Today, with digital games being normal, sharing your games isn’t as easy as giving your friend a record. You may have encountered the PlayStation 4 status, even if you download a game from the console, you can’t play it because the license is technically owned by another user. The PlayStation 5 It has a similar hurdle, but you can fix it through system settings.
The configuration option you’re looking for is specifically “share console and play offline”. Make sure you’re signed in to the console with your account and not someone else. Then follow these steps:
- Enter your settings.
- Go to the “Users and Accounts” menu.
- Scroll down to “Others.”
- Click “share console and play offline.”
This should open a submenu that allows you to enable or disable console sharing. By default, after testing the PS Plus with two accounts, the setting seems to be automatically enabled when you log in first.
What is this for?
Those familiar with the PS4 concept “primaryThey will know how it works. If you turn on console sharing, any other account on that system can play downloaded games, even if the console is disconnected from the Internet. As with a primary PS4, you can enable console sharing for a PS5 at the same time. (Don’t worry: Turning on PS5 console sharing won’t affect a PS4 you named on the first console.)
Here’s how it works: An example, Joel, is the first time he’s joined a PS5. Download Ghostrunner, a great game cyberpunk One More Level, and allows console sharing; then he goes, I don’t know, to play the guitar and reflect. The second person, Ellie, logs in. At that moment, Ghostrunner download complete. The game has sparked Ellie’s interest, and although she hasn’t bought it, she can play it because it was downloaded to the console that Joel allowed her to share.
On the contrary, Joel can’t play Spider-Man: Miles Morales. Yes, Ellie downloaded the new Insomniac game to the internal storage of the PS5, but she disabled console sharing, so Joel is stuck.

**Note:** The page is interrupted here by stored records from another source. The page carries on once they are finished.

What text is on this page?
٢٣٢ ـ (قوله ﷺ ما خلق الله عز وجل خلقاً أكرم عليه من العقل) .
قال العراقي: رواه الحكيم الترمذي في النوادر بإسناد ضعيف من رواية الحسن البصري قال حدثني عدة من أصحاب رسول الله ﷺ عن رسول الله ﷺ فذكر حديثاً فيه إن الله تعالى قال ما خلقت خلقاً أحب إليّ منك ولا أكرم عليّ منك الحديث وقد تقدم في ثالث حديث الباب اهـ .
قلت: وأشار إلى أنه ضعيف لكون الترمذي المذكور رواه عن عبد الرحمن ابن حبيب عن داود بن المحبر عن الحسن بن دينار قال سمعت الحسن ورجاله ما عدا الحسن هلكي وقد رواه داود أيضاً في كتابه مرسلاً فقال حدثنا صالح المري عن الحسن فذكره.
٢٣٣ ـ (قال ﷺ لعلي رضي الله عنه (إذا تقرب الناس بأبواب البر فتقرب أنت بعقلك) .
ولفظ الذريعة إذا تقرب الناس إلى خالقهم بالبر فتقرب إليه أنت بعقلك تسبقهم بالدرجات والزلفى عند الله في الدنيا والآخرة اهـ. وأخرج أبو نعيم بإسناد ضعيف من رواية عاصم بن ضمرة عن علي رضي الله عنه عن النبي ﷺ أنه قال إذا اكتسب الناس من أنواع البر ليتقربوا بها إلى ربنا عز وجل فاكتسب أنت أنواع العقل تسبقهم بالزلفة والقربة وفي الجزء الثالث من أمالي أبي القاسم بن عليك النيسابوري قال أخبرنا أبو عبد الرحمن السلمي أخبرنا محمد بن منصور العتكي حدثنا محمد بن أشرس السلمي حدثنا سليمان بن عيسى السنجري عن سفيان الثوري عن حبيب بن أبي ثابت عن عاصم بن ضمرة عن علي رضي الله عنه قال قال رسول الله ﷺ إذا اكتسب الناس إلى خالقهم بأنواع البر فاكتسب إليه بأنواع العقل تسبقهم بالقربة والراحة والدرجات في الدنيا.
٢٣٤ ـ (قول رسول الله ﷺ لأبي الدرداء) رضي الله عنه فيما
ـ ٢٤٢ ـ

To play, you should purchase your license or convince Ellie to enable (or re-enable) console sharing and offline playback.
In other words, “console sharing and offline playback” is pretty much what the “mainstream PS4” was for the PS4. Yes, an account can have the first PS4 and the first PS5 active at the same time.
Anything else I need to know?
On the PS4, you can turn the main console on and off as often as you want, as long as you do it on the console, for example, rather than from the browser. (If necessary, you can remotely turn off the main console via the Sony website.) Because of the 19 kobid pandemic that turned the world upside down, I’m trapped in my home. Because of this, I was unable to test what it means to switch your account between multiple PS5 consoles and exactly how many limits there are to enable or disable this setting.
However, the system did not warn me of any limitations. (On Xbox consoles, you can change a feature like “Home Xbox” only five times in a year. The console will tell you how many changes you have available). I have had no issues enabling or disabling console sharing on my PS5.
There also seems to be a limitation on the PlayStation Now, Sony’s subscription gaming service. Although I was able to share a console for two accounts, my roommate, who is not registered with the service, was unable to use my subscription. Every time you went to the PS Now menu in the game library, you were asked to subscribe before entering any games.
Beyond that, activating console sharing isn’t a bad thing. For those in a shared life situation, whether it’s with family, friends, or trusted people, activating settings is an effective way to share games across a user console. Or, if you have a $ 500 disc edition, you just need to insert the drive. That works, as always.